Despite the lack of reps with Harden, the Cavs advanced further in the playoffs than they did in the last three years; Mitchell, Mobley and Allen all reached the conference finals for the first time. And they definitely suffered from shooting variance in this series, shooting just 24-for-75 (32%) on wide-open 3s while Shamet couldn’t miss. Fatigue could certainly have been a factor, with Harden having played 177 more minutes than Brunson prior to this series.

But if you don’t want fatigue to be a factor in the conference finals, you have to be better in the first two rounds. Atkinson lamented his team’s two losses when they had to close out both of their previous series in Game 6. Winning either of those games would have kept them from playing every other day for the last 14 games (27 days).

But the Cavs just never played at an elite level with any consistency.

They had the league’s most expensive roster, and they sped up their timeline by trading the 26-year-old Darius Garland for the 36-year-old Harden.

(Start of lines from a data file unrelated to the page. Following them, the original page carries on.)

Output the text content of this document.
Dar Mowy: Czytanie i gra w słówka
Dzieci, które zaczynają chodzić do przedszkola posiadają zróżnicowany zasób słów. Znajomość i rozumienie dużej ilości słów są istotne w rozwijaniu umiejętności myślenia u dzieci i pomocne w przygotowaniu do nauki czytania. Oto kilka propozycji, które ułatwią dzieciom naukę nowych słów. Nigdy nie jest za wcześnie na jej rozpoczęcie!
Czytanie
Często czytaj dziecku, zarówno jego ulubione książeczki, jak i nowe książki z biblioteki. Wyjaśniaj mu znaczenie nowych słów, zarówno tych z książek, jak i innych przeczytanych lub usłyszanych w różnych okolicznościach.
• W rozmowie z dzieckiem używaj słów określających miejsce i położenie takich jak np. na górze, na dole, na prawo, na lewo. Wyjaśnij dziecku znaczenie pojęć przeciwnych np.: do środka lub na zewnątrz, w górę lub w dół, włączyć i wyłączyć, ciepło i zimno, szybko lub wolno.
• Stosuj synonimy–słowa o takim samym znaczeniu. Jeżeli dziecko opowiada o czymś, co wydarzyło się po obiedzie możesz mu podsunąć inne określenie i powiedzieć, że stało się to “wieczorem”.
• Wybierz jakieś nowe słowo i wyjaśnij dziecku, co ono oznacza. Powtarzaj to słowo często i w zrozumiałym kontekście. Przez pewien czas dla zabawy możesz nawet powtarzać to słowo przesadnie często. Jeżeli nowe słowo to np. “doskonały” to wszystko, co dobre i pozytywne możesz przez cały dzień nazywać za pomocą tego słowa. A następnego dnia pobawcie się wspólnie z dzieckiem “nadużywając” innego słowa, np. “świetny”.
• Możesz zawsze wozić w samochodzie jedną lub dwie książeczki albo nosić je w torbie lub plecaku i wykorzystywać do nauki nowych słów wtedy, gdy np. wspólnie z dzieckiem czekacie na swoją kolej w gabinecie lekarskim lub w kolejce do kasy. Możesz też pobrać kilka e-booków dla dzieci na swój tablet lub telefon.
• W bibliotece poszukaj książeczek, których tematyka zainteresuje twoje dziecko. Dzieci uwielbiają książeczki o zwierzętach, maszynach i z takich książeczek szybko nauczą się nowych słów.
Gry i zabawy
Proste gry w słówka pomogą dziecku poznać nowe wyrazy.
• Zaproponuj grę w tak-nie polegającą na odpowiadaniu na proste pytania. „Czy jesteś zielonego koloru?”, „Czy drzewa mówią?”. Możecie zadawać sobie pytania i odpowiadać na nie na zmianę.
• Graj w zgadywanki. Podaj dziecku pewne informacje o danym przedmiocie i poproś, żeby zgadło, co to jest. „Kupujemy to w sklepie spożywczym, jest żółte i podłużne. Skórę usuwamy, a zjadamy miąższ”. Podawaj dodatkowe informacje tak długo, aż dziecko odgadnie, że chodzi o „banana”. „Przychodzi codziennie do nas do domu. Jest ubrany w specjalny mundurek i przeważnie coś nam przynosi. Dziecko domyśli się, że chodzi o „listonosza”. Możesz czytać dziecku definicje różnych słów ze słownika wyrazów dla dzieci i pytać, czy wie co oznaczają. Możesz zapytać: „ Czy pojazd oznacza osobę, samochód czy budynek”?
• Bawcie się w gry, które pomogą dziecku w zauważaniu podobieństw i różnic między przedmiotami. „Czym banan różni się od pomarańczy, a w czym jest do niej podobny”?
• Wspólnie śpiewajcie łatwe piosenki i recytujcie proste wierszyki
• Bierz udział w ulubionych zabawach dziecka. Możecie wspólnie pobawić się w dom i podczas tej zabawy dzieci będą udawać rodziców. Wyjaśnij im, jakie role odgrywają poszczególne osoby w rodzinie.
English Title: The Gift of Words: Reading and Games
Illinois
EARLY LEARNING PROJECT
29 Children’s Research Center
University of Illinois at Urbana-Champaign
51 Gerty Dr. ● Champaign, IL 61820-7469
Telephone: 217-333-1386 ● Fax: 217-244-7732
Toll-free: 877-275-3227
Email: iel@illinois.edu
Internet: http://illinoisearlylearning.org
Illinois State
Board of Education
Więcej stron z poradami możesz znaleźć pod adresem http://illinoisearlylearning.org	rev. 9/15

Given their No. 1 finish in the East last year and the Achilles injuries that held back a pair of other Eastern Conference contenders, this is still a disappointing finish. No matter the round, getting swept is cause for concern, especially when you blow a 22-point lead in Game 1 and lose Game 4 by 37 points on your home floor. One has to wonder if there’s a missing element on this roster, maybe the Cavs’ own version of Josh Hart.

With little financial flexibility and one of the league’s most talented cores, the Cavs could certainly try to run it back next season. Given the timing of Harden’s arrival, this should be a two-year project. Of course, part of that decision is in the hands of Harden, who has a $42 million player option for next year. He’s had some short stays on other expensive rosters, but this would be the shortest.

Maybe this team will be better with a full year of core chemistry and/or a little more luck in regard to makes and misses. Or maybe there’s a flaw with that core that needs to be fixed. The Cavs will be one of the more fascinating teams to watch in the offseason.